Park Status: Open
Awahuri Forest/Kitchener Park was originally known as Awahuri Bush scenic reserve and the main road to Feilding ran right through it from Kawakawa Road to Awahuri Road. The Makino or Mangakino Stream runs through the Park and over time has changed its course as floods occurred. There are several small ponds and ox-bow lakes that dry out in summer but provide the essential moisture required to sustain the forest.
In the early 1870's Awahuri Bush was owned by local Māori who leased it to John Hughey who later purchased it freehold. The next owner Edward Riddiford took great care of the site and resisted calls from the local community to sell it to the Council. When he died in 1911 his son negotiated with the Feilding Borough Council to buy the bush area and local subscriptions were sought for this purchase. The 18 acre strip of land opposite Awahuri Bush known as Whisker's Bush was purchased by the Government after visits from Ministers. The official opening of the two reserves took place in January 1916 and six months later the reserve was named Kitchener Park in honour of Lord Kitchener.

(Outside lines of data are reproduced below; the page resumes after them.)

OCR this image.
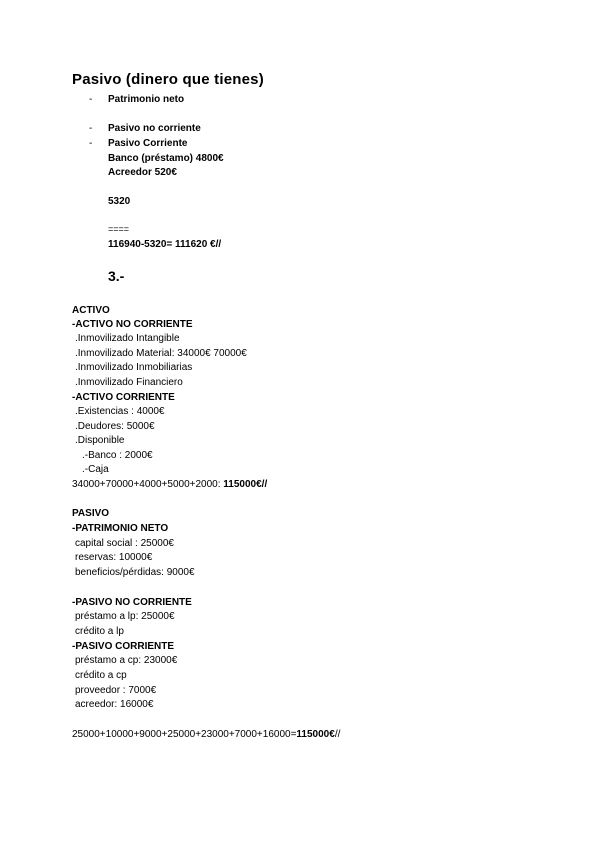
Pasivo (dinero que tienes)
- Patrimonio neto
- Pasivo no corriente
- Pasivo Corriente
Banco (préstamo) 4800€
Acreedor 520€
5320
====
116940-5320= 111620 €//
3.-
ACTIVO
-ACTIVO NO CORRIENTE
.Inmovilizado Intangible
.Inmovilizado Material: 34000€ 70000€
.Inmovilizado Inmobiliarias
.Inmovilizado Financiero
-ACTIVO CORRIENTE
.Existencias : 4000€
.Deudores: 5000€
.Disponible
.-Banco : 2000€
.-Caja
34000+70000+4000+5000+2000: 115000€//
PASIVO
-PATRIMONIO NETO
capital social : 25000€
reservas: 10000€
beneficios/pérdidas: 9000€
-PASIVO NO CORRIENTE
préstamo a lp: 25000€
crédito a lp
-PASIVO CORRIENTE
préstamo a cp: 23000€
crédito a cp
proveedor : 7000€
acreedor: 16000€
25000+10000+9000+25000+23000+7000+16000=115000€//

It has been maintained by the Manawatu District Council since amalgamation. Sadly over the years the Park became neglected until a new restoration initiative was put in place in 1991 when the closing of the local meat works left many workers unemployed. Led by six former staff members and industrial chaplain Gavin Scott a group of these men set to work in Kitchener Park to weed and re-plant many of the species that had been lost over the years of flooding and neglect. Funding for this scheme was approved by the Manawatu District Council and voluntary work continued when this ran out.
The massive task of weeding out all the tradescantia (Wandering Jew) that had smothered all the re-growth of native seedlings was a priority. Whilst much of this invasive weed was sprayed, there was also the necessity of hand weeding to ensure the last remnants of the plants were removed. Gradually the forest was cleared and tracks and boardwalks were created.
Sadly there was a massive flood in October 1998, the worst in twenty two years and thick mud swept in and coated the Park wrecking much of the work. The reserve was littered with debris and boardwalks were ruined. Volunteers once again, set to work to repair and restore the Park but two subsequent floods in 2015 and 2016 continued to damage and destroy species.
The Park has been visited many famous and learned people over the years, among them Sir Edmund Hillary, who came in 1996 to celebrate 80 years since the opening of the Park.
Professor David Bellamy has always taken a keen interest and in 2016 Minister Nick Smith came with Rangitikei MP Ian McKelvie, and a team of academics from Harvard University, USA and Barcelona University, Spain, arrived unexpectedly to check on the insect population, in particular the spiders. There have also been numerous university and research papers written on Kitchener Park and the importance placed on its continuing wellbeing. To this purpose the Manawatu District Council established in 2013, a Trust to ensure the survival and restoration of the forest.